Before calling this routine:
Input Parameters
uplo |
CHARACTER*1. Must be 'U' or 'L'. Indicates how the input matrix A has been factored: If uplo = 'U', the upper triangle of A is stored. If uplo = 'L', the lower triangle of A is stored. |
n |
INTEGER. The order of the matrix A; n≥ 0. |
kd |
INTEGER. The number of superdiagonals or subdiagonals in the matrix A; kd≥ 0. |
nrhs |
INTEGER. The number of right-hand sides; nrhs≥ 0. |
ab,afb,b,x,work |
REAL for spbrfs DOUBLE PRECISION for dpbrfs COMPLEX for cpbrfs DOUBLE COMPLEX for zpbrfs. Arrays: ab(ldab,*) contains the original band matrix A, as supplied to ?pbtrf. afb(ldafb,*) contains the factored band matrix A, as returned by ?pbtrf. b(ldb,*) contains the right-hand side matrix B. x(ldx,*) contains the solution matrix X. work(*) is a workspace array. The second dimension of ab and afb must be at least max(1, n); the second dimension of b and x must be at least max(1, nrhs); the dimension of work must be at least max(1, 3*n) for real flavors and max(1, 2*n) for complex flavors. |
ldab |
INTEGER. The leading dimension of ab; ldab≥kd + 1. |
ldafb |
INTEGER. The leading dimension of afb; ldafb≥kd + 1. |
ldb |
INTEGER. The leading dimension of b; ldb≥ max(1, n). |
ldx |
INTEGER. The leading dimension of x; ldx≥ max(1, n). |
iwork |
INTEGER. Workspace array, size at least max(1, n). |
rwork |
REAL for cpbrfs DOUBLE PRECISION for zpbrfs. Workspace array, size at least max(1, n). |
Output Parameters
x |
The refined solution matrix X. |
ferr, berr |
REAL for single precision flavors. DOUBLE PRECISION for double precision flavors. Arrays, size at least max(1, nrhs). Contain the component-wise forward and backward errors, respectively, for each solution vector. |
info |
INTEGER. If info = 0, the execution is successful. If info = -i, the i-th parameter had an illegal value. |
LAPACK 95 Interface Notes
Routines in Fortran 95 interface have fewer arguments in the calling sequence than their FORTRAN 77 counterparts. For general conventions applied to skip redundant or reconstructible arguments, see LAPACK 95 Interface Conventions.
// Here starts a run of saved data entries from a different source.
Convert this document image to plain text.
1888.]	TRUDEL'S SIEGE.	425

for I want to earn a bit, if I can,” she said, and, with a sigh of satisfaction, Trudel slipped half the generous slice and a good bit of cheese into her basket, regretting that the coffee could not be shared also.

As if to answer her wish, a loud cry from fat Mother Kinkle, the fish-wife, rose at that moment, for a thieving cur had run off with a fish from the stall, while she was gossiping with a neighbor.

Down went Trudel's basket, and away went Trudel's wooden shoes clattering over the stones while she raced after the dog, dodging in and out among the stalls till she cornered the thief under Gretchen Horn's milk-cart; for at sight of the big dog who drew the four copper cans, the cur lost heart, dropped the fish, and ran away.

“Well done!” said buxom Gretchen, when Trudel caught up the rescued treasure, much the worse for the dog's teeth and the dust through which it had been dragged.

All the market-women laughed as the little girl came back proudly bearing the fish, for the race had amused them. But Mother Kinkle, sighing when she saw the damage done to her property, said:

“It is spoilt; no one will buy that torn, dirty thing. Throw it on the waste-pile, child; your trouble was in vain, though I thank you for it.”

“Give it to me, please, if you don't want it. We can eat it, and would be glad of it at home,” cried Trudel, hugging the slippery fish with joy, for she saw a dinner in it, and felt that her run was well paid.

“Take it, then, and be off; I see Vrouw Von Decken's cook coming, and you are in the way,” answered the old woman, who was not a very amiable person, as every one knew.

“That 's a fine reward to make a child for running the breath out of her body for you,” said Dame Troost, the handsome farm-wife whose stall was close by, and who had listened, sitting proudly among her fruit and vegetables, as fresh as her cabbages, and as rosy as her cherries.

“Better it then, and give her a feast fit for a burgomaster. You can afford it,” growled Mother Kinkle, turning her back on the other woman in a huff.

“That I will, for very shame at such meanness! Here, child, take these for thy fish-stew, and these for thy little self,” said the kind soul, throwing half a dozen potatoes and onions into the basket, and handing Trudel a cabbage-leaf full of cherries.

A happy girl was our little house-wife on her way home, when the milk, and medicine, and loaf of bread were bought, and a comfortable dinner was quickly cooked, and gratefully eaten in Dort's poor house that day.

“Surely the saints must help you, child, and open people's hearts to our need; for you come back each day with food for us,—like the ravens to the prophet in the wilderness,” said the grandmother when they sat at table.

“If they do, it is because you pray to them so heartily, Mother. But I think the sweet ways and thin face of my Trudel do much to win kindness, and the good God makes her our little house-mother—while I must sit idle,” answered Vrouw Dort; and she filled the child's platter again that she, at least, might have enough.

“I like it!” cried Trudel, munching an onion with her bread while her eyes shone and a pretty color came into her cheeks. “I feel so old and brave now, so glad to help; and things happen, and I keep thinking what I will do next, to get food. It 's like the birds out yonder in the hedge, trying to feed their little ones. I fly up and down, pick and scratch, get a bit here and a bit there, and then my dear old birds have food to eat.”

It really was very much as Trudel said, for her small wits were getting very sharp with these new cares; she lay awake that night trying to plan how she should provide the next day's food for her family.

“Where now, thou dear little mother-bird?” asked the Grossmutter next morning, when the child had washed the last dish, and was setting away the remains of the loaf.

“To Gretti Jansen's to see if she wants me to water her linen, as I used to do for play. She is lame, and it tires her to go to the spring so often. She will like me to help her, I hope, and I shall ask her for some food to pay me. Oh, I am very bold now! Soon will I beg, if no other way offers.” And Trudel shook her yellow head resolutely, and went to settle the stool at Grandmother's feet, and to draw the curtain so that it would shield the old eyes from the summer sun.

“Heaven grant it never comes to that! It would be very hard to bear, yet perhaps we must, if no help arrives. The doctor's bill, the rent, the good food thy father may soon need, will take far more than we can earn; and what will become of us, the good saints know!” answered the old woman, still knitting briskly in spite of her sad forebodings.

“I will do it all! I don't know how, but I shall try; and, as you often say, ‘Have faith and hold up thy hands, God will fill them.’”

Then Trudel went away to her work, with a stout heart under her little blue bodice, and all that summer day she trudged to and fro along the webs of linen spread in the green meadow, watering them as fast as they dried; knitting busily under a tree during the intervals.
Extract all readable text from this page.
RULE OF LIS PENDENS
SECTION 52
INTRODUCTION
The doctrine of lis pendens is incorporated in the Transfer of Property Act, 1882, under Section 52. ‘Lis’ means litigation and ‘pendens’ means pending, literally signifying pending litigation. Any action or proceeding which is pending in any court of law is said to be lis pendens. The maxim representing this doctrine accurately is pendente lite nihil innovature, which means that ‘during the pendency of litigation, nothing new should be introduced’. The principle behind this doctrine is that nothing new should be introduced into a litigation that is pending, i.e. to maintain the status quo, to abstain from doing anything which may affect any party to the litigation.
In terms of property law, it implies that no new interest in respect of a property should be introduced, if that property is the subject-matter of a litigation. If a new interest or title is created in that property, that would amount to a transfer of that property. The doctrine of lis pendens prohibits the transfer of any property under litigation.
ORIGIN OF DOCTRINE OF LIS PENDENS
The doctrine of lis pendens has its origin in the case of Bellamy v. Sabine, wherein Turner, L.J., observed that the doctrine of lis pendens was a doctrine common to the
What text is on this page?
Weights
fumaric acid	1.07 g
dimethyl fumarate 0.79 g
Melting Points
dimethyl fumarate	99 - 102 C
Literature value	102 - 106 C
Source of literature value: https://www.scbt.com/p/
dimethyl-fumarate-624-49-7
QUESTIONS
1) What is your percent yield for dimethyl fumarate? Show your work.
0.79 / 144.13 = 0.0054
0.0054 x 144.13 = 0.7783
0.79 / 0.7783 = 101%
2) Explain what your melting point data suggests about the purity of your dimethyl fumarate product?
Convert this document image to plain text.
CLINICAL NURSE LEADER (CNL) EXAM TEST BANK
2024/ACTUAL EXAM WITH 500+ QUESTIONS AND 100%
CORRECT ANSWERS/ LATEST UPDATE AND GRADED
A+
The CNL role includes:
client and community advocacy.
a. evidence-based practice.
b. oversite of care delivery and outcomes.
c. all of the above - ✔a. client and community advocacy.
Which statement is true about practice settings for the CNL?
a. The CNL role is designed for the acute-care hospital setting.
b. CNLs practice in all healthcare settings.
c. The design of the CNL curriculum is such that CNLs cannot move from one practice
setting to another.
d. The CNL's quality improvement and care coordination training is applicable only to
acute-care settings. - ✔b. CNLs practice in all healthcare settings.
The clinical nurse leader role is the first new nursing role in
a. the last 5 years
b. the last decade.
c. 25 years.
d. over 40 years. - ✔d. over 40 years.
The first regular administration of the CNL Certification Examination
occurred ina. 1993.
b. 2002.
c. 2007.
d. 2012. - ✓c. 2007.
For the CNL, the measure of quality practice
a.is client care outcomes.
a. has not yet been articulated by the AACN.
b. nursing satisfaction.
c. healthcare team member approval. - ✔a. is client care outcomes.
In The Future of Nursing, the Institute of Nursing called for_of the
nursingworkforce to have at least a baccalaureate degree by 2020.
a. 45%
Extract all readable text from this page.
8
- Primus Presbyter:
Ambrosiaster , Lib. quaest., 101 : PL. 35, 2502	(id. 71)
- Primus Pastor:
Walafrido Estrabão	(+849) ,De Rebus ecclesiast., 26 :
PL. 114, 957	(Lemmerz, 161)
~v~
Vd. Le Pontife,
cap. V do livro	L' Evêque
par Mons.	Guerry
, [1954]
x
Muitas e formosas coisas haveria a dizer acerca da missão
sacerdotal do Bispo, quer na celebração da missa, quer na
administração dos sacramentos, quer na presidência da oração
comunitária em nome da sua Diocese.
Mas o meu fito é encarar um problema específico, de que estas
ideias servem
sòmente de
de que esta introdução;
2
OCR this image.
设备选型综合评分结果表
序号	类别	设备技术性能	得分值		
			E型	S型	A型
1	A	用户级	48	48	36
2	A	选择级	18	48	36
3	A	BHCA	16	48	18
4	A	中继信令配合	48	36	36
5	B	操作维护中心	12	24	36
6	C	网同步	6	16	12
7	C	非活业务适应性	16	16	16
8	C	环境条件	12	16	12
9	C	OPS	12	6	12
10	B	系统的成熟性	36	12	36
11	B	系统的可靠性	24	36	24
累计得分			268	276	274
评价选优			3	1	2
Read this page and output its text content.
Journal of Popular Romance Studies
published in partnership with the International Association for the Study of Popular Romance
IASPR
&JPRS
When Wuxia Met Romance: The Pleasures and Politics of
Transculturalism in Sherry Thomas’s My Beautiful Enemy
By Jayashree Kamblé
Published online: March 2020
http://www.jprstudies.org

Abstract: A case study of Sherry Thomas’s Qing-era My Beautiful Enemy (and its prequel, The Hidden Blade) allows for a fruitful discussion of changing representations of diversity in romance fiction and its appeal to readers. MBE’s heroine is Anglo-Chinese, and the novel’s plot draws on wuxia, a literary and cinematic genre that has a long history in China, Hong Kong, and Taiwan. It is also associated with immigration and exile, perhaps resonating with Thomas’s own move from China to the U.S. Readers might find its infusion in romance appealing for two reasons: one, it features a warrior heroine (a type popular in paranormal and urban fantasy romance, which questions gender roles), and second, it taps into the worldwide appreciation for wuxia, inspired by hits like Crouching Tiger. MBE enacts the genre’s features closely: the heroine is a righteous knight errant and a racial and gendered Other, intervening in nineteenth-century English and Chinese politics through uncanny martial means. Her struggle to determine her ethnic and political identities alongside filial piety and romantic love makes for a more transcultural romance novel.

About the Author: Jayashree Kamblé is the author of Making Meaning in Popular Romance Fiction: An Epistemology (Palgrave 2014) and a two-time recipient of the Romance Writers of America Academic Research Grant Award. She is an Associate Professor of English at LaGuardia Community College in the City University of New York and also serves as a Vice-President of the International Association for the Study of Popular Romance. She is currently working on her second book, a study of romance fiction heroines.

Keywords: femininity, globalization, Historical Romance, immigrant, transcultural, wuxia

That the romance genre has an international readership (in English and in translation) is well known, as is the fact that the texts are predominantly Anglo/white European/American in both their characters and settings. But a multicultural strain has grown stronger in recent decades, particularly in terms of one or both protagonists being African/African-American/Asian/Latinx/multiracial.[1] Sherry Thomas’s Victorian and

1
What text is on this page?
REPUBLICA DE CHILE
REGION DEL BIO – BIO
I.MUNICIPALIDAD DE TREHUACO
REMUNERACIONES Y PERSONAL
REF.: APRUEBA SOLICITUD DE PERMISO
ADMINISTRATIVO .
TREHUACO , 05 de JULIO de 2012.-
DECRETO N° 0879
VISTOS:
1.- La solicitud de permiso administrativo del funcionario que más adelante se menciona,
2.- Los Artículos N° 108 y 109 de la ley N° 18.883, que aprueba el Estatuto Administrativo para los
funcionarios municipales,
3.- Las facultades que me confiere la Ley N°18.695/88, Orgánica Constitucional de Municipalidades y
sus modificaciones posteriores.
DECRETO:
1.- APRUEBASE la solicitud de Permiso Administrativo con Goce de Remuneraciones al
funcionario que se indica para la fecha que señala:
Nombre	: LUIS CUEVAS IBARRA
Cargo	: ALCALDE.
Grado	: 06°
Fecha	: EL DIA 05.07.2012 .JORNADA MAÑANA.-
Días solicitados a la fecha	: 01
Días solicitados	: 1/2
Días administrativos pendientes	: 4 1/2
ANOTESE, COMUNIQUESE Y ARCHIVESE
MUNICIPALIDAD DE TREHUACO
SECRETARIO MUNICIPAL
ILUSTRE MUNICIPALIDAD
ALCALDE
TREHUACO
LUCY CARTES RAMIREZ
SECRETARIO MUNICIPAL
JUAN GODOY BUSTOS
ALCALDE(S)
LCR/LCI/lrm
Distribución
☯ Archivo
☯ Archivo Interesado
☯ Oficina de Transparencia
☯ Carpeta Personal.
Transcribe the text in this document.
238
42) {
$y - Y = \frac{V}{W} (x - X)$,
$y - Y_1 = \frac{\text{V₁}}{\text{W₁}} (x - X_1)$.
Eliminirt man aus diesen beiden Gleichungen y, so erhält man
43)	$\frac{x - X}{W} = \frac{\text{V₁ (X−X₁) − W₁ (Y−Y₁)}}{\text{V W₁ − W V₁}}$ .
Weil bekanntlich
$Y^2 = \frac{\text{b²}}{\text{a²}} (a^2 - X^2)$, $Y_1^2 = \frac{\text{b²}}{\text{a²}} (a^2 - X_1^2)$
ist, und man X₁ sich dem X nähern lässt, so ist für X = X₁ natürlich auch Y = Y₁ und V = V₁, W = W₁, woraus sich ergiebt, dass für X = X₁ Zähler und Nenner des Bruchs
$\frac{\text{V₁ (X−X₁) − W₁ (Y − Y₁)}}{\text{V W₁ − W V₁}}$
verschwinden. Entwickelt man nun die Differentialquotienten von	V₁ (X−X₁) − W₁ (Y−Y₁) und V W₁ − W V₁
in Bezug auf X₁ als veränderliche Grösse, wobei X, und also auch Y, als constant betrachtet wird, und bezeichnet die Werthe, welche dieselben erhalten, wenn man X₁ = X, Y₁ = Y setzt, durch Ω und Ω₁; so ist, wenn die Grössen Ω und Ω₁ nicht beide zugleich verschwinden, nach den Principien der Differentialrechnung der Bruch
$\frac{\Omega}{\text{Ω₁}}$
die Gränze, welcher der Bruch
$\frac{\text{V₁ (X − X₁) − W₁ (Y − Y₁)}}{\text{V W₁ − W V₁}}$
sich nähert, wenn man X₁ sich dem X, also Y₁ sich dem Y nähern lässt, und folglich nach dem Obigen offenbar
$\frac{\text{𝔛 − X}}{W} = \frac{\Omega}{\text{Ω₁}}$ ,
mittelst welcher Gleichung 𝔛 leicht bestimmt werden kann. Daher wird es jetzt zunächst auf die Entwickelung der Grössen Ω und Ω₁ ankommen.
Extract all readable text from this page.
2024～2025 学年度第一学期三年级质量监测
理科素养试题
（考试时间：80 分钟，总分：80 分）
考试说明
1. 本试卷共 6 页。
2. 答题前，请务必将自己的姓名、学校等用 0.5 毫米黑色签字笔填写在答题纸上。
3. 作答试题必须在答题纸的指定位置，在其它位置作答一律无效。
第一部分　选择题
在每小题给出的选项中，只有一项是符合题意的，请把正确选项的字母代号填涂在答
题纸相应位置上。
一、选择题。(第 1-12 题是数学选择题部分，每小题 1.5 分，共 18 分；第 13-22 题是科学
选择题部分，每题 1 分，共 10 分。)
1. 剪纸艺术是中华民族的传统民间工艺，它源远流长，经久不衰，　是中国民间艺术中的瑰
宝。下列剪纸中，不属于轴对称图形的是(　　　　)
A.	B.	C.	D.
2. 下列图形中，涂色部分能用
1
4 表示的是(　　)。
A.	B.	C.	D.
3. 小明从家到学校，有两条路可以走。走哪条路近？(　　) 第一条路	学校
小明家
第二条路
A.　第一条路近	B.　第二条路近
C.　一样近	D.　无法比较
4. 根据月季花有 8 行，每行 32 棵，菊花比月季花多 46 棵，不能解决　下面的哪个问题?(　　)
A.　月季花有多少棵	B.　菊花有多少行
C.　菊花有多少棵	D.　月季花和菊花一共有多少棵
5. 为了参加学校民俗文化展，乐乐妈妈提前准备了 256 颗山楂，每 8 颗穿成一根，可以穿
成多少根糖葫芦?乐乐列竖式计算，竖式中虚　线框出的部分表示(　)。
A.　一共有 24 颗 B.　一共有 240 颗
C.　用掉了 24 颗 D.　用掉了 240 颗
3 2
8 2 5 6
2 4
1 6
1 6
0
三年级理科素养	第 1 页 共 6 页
Specific details for the routine pbrfs interface are as follows:
ab |
Holds the array A of size (kd+1, n). |
afb |
Holds the array AF of size (kd+1, n). |
b |
Holds the matrix B of size (n, nrhs). |
x |
Holds the matrix X of size (n, nrhs). |
ferr |
Holds the vector of length (nrhs). |
berr |
Holds the vector of length (nrhs). |
uplo |
Must be 'U' or 'L'. The default value is 'U'. |
Application Notes
The bounds returned in ferr are not rigorous, but in practice they almost always overestimate the actual error.
For each right-hand side, computation of the backward error involves a minimum of 8n*kd floating-point operations (for real flavors) or 32n*kd operations (for complex flavors). In addition, each step of iterative refinement involves 12n*kd operations (for real flavors) or 48n*kd operations (for complex flavors); the number of iterations may range from 1 to 5.
Estimating the forward error involves solving a number of systems of linear equations A*x = b; the number is usually 4 or 5 and never more than 11. Each solution requires approximately 4n*kd floating-point operations for real flavors or 16n*kd for complex flavors.